Destiel becoming canon was not just an internal fandom event, but a cataclysm inextricable from the fabric of the internet and fandom culture: the end of the ‘Great American Queerbait’, as it had come to be known represented the manifestation of over a decade of fan narratives and queer engagement with a source material that had not only influenced, but transformed its contents. Season 15 ends with the characters assuming the seat of Heaven and recreating the cosmos in the image of freedom, rather than divine dictatorship, and in a way, Destiel are a metatextual symbol of this: the radical usurpation of a hegemonic literary norm with a Queer, nonconformist defiance built from the dreams of a community, more than a creator.

Of course, Supernatural was objectively not a good TV show.
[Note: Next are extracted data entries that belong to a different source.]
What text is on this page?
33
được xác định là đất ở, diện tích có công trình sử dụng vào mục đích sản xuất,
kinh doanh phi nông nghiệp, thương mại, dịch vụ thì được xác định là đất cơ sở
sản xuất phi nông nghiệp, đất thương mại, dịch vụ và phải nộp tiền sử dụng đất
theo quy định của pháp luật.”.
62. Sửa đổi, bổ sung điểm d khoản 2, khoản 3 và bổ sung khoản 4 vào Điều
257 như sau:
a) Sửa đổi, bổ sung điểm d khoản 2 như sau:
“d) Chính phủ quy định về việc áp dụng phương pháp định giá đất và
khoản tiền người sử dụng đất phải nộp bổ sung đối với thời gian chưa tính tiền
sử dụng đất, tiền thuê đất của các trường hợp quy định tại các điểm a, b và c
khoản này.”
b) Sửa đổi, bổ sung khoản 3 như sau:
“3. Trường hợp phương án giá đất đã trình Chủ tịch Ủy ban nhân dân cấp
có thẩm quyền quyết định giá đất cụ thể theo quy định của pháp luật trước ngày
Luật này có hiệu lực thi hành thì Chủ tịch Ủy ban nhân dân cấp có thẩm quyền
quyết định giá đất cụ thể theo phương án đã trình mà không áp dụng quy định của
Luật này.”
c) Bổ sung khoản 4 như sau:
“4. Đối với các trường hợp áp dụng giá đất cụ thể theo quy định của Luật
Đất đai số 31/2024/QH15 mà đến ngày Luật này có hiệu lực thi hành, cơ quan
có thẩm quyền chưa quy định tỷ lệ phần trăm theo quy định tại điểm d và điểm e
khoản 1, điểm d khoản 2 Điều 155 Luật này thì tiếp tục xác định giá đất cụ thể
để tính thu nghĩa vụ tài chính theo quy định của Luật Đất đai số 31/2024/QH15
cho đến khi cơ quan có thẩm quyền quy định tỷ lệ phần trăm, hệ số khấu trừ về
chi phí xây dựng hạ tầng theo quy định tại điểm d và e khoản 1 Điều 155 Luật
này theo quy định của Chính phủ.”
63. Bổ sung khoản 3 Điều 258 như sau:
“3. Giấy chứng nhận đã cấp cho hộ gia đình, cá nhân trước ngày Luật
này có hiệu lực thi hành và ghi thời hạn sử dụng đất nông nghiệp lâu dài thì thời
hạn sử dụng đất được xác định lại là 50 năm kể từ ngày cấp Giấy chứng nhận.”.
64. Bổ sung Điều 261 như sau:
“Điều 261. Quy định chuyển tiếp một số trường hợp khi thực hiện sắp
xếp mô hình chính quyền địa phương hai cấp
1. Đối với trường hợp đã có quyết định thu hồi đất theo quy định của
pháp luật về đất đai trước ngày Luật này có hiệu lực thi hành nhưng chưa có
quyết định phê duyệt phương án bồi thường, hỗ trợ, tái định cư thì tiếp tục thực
And the idea of Destiel as a perfectly constructed ideal of freedom is a reductive one if we do not consider the corporate motivations, the eleven years of baiting and exploitation of a queer fanbase, and the fact that immediately following Castiel’s confession, he is sent to a place canonically worse than Hell precisely because of his feelings. In fact, the ending of Supernatural is as much of a mess as the fifteen years that preceded it, and its coincidental timing with several defining events of contemporary politics only served to make this more comical (it has since become a trend in fandom circles to use screenshots of the confession scene to convey breaking news). But in spite of—and perhaps in some ways because of—this, ‘Destiel Day’ remains a milestone within popular and nerd cultures that deserves to be celebrated both for its culminative significance and its hilarity.

Image Source: Supernatural s15e18: ‘Despair’, text by Eleanor.

In the words of the show itself, maybe sometimes ‘Gay love can piece through the veil of death and save the day’.